In focus: Growth, value & the impact of inflation

There is no arguing that growth stocks, and in particular technology stocks, have taken it on the chin over the last several weeks, and it is fair to say that the beatings could continue until morale improves – particularly if one contemplates that the economic and market conditions we are facing will likely continue. It is clear at this point that the economy, particularly in the U.S., has entered a new phase. While saying we are now in a post-pandemic world seems overly optimistic, many have accepted that the challenges presented by COVID-19 will be present for the foreseeable future, and we must now deal with the aftermath.

The most pressing concern in this new environment is inflation. There is no denying that prices for producers and consumers are rising at a faster pace than the global economy has experienced in over a decade. Initial analysis pointed to massive supply disruptions as production ground to a halt last year, laying bare the susceptibility of producing goods that require intricate planning and almost perfect execution - from factory to port to arrival on our doorstep. In addition, fiscal and monetary stimulus against the backdrop of a rapid downshift in consumer spending yielded an increase in wealth that is now being plowed back into goods, services, and of course, stocks.

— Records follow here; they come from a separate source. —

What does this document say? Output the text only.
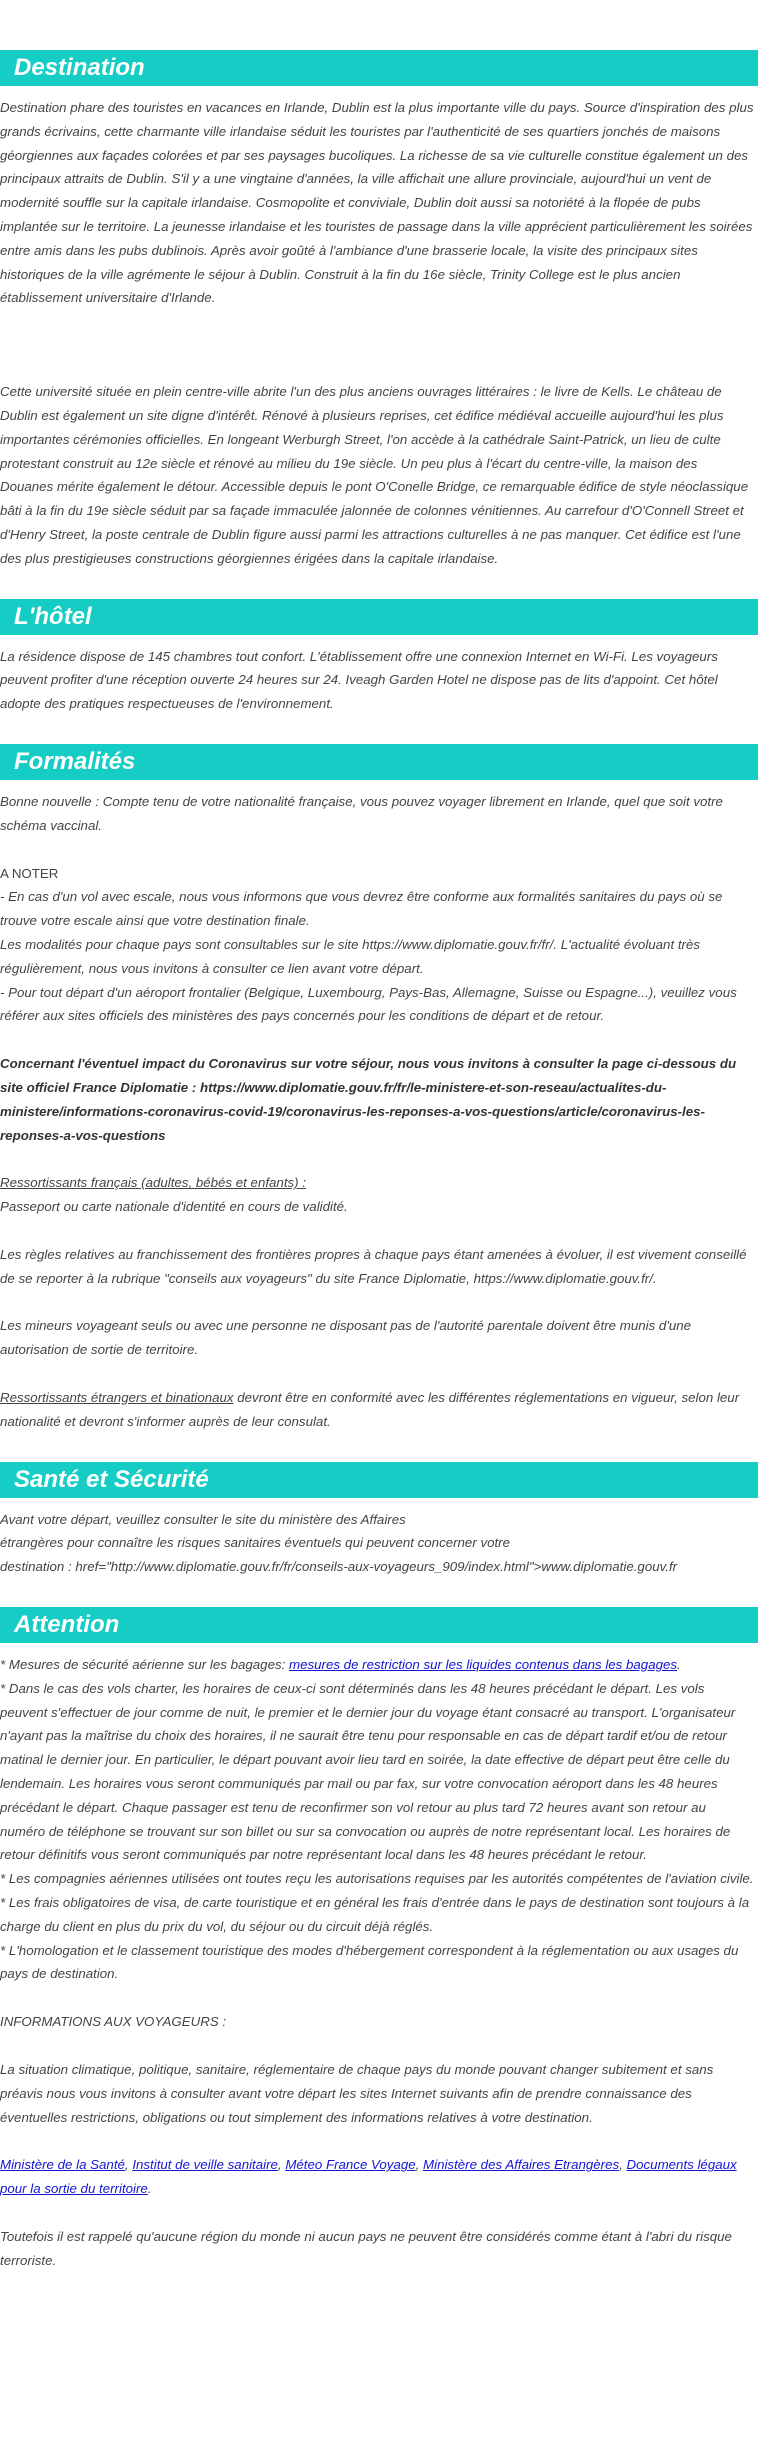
Destination

Destination phare des touristes en vacances en Irlande, Dublin est la plus importante ville du pays. Source d'inspiration des plus grands écrivains, cette charmante ville irlandaise séduit les touristes par l'authenticité de ses quartiers jonchés de maisons géorgiennes aux façades colorées et par ses paysages bucoliques. La richesse de sa vie culturelle constitue également un des principaux attraits de Dublin. S'il y a une vingtaine d'années, la ville affichait une allure provinciale, aujourd'hui un vent de modernité souffle sur la capitale irlandaise. Cosmopolite et conviviale, Dublin doit aussi sa notoriété à la flopée de pubs implantée sur le territoire. La jeunesse irlandaise et les touristes de passage dans la ville apprécient particulièrement les soirées entre amis dans les pubs dublinois. Après avoir goûté à l'ambiance d'une brasserie locale, la visite des principaux sites historiques de la ville agrémente le séjour à Dublin. Construit à la fin du 16e siècle, Trinity College est le plus ancien établissement universitaire d'Irlande.

Cette université située en plein centre-ville abrite l'un des plus anciens ouvrages littéraires : le livre de Kells. Le château de Dublin est également un site digne d'intérêt. Rénové à plusieurs reprises, cet édifice médiéval accueille aujourd'hui les plus importantes cérémonies officielles. En longeant Werburgh Street, l'on accède à la cathédrale Saint-Patrick, un lieu de culte protestant construit au 12e siècle et rénové au milieu du 19e siècle. Un peu plus à l'écart du centre-ville, la maison des Douanes mérite également le détour. Accessible depuis le pont O'Conelle Bridge, ce remarquable édifice de style néoclassique bâti à la fin du 19e siècle séduit par sa façade immaculée jalonnée de colonnes vénitiennes. Au carrefour d'O'Connell Street et d'Henry Street, la poste centrale de Dublin figure aussi parmi les attractions culturelles à ne pas manquer. Cet édifice est l'une des plus prestigieuses constructions géorgiennes érigées dans la capitale irlandaise.

L'hôtel

La résidence dispose de 145 chambres tout confort. L'établissement offre une connexion Internet en Wi-Fi. Les voyageurs peuvent profiter d'une réception ouverte 24 heures sur 24. Iveagh Garden Hotel ne dispose pas de lits d'appoint. Cet hôtel adopte des pratiques respectueuses de l'environnement.

Formalités

Bonne nouvelle : Compte tenu de votre nationalité française, vous pouvez voyager librement en Irlande, quel que soit votre schéma vaccinal.

A NOTER

- En cas d'un vol avec escale, nous vous informons que vous devrez être conforme aux formalités sanitaires du pays où se trouve votre escale ainsi que votre destination finale.

Les modalités pour chaque pays sont consultables sur le site https://www.diplomatie.gouv.fr/fr/. L'actualité évoluant très régulièrement, nous vous invitons à consulter ce lien avant votre départ.

- Pour tout départ d'un aéroport frontalier (Belgique, Luxembourg, Pays-Bas, Allemagne, Suisse ou Espagne...), veuillez vous référer aux sites officiels des ministères des pays concernés pour les conditions de départ et de retour.

Concernant l'éventuel impact du Coronavirus sur votre séjour, nous vous invitons à consulter la page ci-dessous du site officiel France Diplomatie : https://www.diplomatie.gouv.fr/fr/le-ministere-et-son-reseau/actualites-du-ministere/informations-coronavirus-covid-19/coronavirus-les-reponses-a-vos-questions/article/coronavirus-les-reponses-a-vos-questions

Ressortissants français (adultes, bébés et enfants) :

Passeport ou carte nationale d'identité en cours de validité.

Les règles relatives au franchissement des frontières propres à chaque pays étant amenées à évoluer, il est vivement conseillé de se reporter à la rubrique "conseils aux voyageurs" du site France Diplomatie, https://www.diplomatie.gouv.fr/.

Les mineurs voyageant seuls ou avec une personne ne disposant pas de l'autorité parentale doivent être munis d'une autorisation de sortie de territoire.

Ressortissants étrangers et binationaux devront être en conformité avec les différentes réglementations en vigueur, selon leur nationalité et devront s'informer auprès de leur consulat.

Santé et Sécurité

Avant votre départ, veuillez consulter le site du ministère des Affaires

étrangères pour connaître les risques sanitaires éventuels qui peuvent concerner votre

destination : href="http://www.diplomatie.gouv.fr/fr/conseils-aux-voyageurs_909/index.html">www.diplomatie.gouv.fr

Attention

* Mesures de sécurité aérienne sur les bagages: mesures de restriction sur les liquides contenus dans les bagages.

* Dans le cas des vols charter, les horaires de ceux-ci sont déterminés dans les 48 heures précédant le départ. Les vols peuvent s'effectuer de jour comme de nuit, le premier et le dernier jour du voyage étant consacré au transport. L'organisateur n'ayant pas la maîtrise du choix des horaires, il ne saurait être tenu pour responsable en cas de départ tardif et/ou de retour matinal le dernier jour. En particulier, le départ pouvant avoir lieu tard en soirée, la date effective de départ peut être celle du lendemain. Les horaires vous seront communiqués par mail ou par fax, sur votre convocation aéroport dans les 48 heures précédant le départ. Chaque passager est tenu de reconfirmer son vol retour au plus tard 72 heures avant son retour au numéro de téléphone se trouvant sur son billet ou sur sa convocation ou auprès de notre représentant local. Les horaires de retour définitifs vous seront communiqués par notre représentant local dans les 48 heures précédant le retour.

* Les compagnies aériennes utilisées ont toutes reçu les autorisations requises par les autorités compétentes de l'aviation civile.

* Les frais obligatoires de visa, de carte touristique et en général les frais d'entrée dans le pays de destination sont toujours à la charge du client en plus du prix du vol, du séjour ou du circuit déjà réglés.

* L'homologation et le classement touristique des modes d'hébergement correspondent à la réglementation ou aux usages du pays de destination.

INFORMATIONS AUX VOYAGEURS :

La situation climatique, politique, sanitaire, réglementaire de chaque pays du monde pouvant changer subitement et sans préavis nous vous invitons à consulter avant votre départ les sites Internet suivants afin de prendre connaissance des éventuelles restrictions, obligations ou tout simplement des informations relatives à votre destination.

Ministère de la Santé, Institut de veille sanitaire, Méteo France Voyage, Ministère des Affaires Etrangères, Documents légaux pour la sortie du territoire.

Toutefois il est rappelé qu'aucune région du monde ni aucun pays ne peuvent être considérés comme étant à l'abri du risque terroriste.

And whether it is transitory, semi-transitory, or truly persistent, the Fed and other central banks are feeling the heat. The days of bond buying will come to end at some point next year, and rate hikes will follow. As a result, the assets that performed so well in days of low growth and low rates are ceding their leadership to companies that are positively correlated to higher input costs, such as energy and materials, and those that stand to benefit from higher rates, such as financials. The caveat is that in an environment where the economy moderates back to its pre-pandemic rate of growth, inflation is likely to ease as well. And companies in sectors such as technology and health care will continue to innovate, delivering earnings growth that will likely outpace the global economy, offsetting the short term benefit enjoyed by cyclical names in this environment.

Identifying companies that are growing their earnings through higher revenues based on delivering products and services that expand share or spend should be the assignment, regardless of what sector or style those companies fall into. Attempting to time rotations such as the one we are experiencing is incredibly challenging, and require a longer term horizon – which is exactly what growth companies focus on.

What we’re watching

From concerns that the U.S. was entering a deflationary spiral to overblown fears of hyperinflation in just two years, the real story lies somewhere in the middle.

Central banks globally spent decades fretting about hyperinflation, and then spent the last decade worried that prices would be stagnant or decline during the foreseeable future. Prices for goods and services are higher, but the increase is likely to moderate, creating a foundation for a more normal inflationary environment.